Space weather is reported using 3 metrics: R, S, and G -- or Radio Blackout Effects, Solar Radiation Storms, and Geomagnetic Storms.

Radio blackouts are caused by solar flares directly, and affect satellites (and many Earth-based radio systems) nearly as soon as we observe the flares in X-Ray light. Since all satellites typically talk to ground stations, and sometimes rarely talk to each other, each satellite has 3 general tactics to deal with this: Increase broadcast power (usually not worth it), store-and-retry in case the ground station doesn't confirm receipt of some packets, or just consider the information as lost and forget it even tried sending anything in the first place (most economical choice).

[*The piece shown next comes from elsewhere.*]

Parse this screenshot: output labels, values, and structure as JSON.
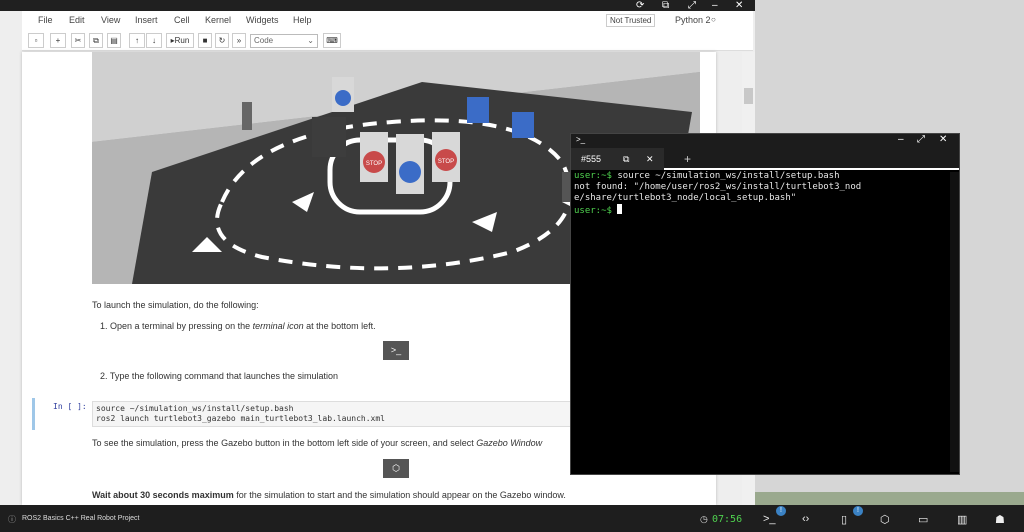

Solar Radiation Storms might shorten the life of solar panels on a spacecraft, but solar panels are typically designed to outlast the expected lifetime of a spacecraft anyways. The most important effect, though, is that it shortens the lives of satellites in Low Earth Orbit (LEO). As the Earth's atmosphere heats up, it expands, slowing spacecraft very near the planet, reducing their orbits, causing them to use up their maneuvering engines more quickly.

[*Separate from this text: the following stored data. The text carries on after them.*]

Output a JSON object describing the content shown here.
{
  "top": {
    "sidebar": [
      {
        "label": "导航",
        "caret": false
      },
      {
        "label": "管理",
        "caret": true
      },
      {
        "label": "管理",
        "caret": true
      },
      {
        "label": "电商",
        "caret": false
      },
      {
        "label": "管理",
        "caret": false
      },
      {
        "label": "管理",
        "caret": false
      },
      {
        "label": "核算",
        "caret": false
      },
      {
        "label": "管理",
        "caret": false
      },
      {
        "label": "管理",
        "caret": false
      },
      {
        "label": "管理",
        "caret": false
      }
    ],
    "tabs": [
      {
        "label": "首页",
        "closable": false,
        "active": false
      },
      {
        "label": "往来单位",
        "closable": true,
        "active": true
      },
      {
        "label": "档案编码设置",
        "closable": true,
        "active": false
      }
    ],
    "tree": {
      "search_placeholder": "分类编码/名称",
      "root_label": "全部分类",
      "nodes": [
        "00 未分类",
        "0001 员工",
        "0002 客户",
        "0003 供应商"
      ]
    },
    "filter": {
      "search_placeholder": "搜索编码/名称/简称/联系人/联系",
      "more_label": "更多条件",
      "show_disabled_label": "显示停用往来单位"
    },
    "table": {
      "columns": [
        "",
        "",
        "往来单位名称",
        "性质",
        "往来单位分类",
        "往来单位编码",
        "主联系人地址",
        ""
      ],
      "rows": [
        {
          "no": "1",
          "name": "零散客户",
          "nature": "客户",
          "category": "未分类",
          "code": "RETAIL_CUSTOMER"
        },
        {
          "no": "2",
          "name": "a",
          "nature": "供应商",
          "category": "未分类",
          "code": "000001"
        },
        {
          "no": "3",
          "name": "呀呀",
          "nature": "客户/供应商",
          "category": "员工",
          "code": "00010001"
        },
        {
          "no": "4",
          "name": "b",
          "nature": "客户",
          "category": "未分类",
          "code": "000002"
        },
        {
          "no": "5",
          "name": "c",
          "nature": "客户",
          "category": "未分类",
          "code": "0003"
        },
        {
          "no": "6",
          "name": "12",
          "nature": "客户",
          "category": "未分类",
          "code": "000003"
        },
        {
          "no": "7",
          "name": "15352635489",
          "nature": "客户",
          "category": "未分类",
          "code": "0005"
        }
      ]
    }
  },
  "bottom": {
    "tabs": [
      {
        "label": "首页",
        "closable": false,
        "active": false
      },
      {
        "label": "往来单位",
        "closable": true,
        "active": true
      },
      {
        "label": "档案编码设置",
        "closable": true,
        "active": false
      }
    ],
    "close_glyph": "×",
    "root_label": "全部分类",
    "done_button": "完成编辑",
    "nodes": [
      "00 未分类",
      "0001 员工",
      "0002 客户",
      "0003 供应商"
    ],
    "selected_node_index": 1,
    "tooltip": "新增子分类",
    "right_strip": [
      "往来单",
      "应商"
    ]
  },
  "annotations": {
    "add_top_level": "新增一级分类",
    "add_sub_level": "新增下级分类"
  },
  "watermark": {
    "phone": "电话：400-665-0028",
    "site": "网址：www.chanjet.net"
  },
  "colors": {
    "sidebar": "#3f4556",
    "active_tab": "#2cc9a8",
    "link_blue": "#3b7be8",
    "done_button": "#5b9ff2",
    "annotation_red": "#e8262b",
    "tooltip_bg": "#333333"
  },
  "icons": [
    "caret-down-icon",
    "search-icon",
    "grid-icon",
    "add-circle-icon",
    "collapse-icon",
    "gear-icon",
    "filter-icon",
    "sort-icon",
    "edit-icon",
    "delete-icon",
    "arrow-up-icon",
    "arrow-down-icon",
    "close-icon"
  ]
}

But, a larger factor for heating up the atmosphere comes from the CMEs and Coronal Holes, which are areas where the solar wind coming from the photosphere is higher than normal, ejecting high energy plasma over a long period of time, compared to CMEs that eject high energy plasma in rapid bursts. When the plasma interacts with Earth's magnetic field, they are either deflected or entrapped (depending on the orientation of the polarity of the particles), disturbing the field's normal equilibrium, creating a Geomagnetic storm, which create auroras, and induce currents on a global scale. The Geomagnetic Storm of 1989 is the first such event that comes to people's minds. The Carrington Event (solar storm of 1859) is the second event that comes to mind, being far greater than anything recorded, or even imaginable with modern technology.

Fortunately, few, if any, satellites were lost from that event. <./sarcasm>

Outside of Earth orbit -- and outside of the realm of satellites entirely, our space probes are designed to withstand the might and destructive power of our closest fusion reactor's fickle temper.

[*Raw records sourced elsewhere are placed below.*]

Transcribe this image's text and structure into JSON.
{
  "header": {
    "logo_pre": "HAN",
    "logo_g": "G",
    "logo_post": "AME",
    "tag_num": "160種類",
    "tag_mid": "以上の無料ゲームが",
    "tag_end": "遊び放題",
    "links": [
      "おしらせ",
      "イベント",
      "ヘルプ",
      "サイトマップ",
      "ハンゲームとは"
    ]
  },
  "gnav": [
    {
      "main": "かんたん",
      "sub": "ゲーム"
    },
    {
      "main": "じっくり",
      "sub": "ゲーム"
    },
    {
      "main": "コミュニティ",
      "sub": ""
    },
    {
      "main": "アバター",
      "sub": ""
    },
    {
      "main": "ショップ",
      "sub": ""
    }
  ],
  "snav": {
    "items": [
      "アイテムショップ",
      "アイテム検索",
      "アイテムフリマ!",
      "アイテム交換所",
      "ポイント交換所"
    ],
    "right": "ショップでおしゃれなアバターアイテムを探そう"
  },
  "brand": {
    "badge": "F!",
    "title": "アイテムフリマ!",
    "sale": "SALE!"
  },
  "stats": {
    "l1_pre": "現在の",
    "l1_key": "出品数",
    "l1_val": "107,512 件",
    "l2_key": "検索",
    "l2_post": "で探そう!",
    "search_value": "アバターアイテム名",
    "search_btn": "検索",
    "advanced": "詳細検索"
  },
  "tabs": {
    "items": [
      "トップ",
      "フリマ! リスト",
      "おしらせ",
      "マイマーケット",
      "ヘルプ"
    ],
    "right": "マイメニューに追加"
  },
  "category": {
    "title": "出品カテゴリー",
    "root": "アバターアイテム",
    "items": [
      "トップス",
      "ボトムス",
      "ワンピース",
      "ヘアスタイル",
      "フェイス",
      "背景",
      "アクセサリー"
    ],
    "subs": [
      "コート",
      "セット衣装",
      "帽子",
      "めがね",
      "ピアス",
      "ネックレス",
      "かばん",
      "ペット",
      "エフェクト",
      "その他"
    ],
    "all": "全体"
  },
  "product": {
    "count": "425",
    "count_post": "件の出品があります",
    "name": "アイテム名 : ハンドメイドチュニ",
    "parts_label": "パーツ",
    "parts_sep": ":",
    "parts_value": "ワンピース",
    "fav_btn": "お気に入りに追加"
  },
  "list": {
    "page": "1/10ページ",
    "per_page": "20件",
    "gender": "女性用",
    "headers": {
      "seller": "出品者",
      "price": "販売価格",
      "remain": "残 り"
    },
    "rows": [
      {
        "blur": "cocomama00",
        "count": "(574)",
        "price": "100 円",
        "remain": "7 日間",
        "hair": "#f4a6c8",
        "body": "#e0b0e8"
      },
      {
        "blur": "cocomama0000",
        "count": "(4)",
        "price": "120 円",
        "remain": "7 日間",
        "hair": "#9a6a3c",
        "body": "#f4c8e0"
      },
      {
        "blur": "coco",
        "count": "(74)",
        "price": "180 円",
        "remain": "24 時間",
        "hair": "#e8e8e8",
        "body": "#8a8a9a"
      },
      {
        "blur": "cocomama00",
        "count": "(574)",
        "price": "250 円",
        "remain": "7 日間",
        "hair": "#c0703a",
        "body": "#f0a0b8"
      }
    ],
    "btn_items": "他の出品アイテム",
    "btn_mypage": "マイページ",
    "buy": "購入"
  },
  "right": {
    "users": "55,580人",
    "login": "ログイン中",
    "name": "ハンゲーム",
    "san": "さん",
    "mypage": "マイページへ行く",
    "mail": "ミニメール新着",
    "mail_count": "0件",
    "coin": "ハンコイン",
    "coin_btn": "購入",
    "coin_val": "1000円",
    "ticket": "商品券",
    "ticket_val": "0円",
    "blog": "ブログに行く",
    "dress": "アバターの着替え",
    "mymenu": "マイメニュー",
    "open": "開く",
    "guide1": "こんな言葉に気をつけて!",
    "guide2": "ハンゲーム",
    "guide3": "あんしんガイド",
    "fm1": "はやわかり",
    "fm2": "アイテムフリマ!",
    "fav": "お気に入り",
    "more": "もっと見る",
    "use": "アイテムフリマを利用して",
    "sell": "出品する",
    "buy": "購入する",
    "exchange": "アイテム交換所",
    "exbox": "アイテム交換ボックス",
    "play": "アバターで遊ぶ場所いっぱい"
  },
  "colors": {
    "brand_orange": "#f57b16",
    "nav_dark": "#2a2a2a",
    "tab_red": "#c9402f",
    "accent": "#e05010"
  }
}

Here is SOHO's view of a direct hit from a X-17.2 class flare in October, 2003, one of the largest recorded, from the warm and toasty location of L1, about 1,500,000km closer to the sun than we are. During this, two of SOHO's instruments had to temporarily shut down, as described in the linked article, but were able to start back up relatively quickly. Despite taking such beatings, SOHO is on year 22 of its 3 year mission.

Such large X-class flares do also manage to directly impact Earth-orbiting satellites, despite what I generalized in the first paragraph. During the October 2003 flares, 46 satellites had failures, a large portion of the 70 total satellites with failures in 2003, as stated in the Wikipedia article on Space Weather.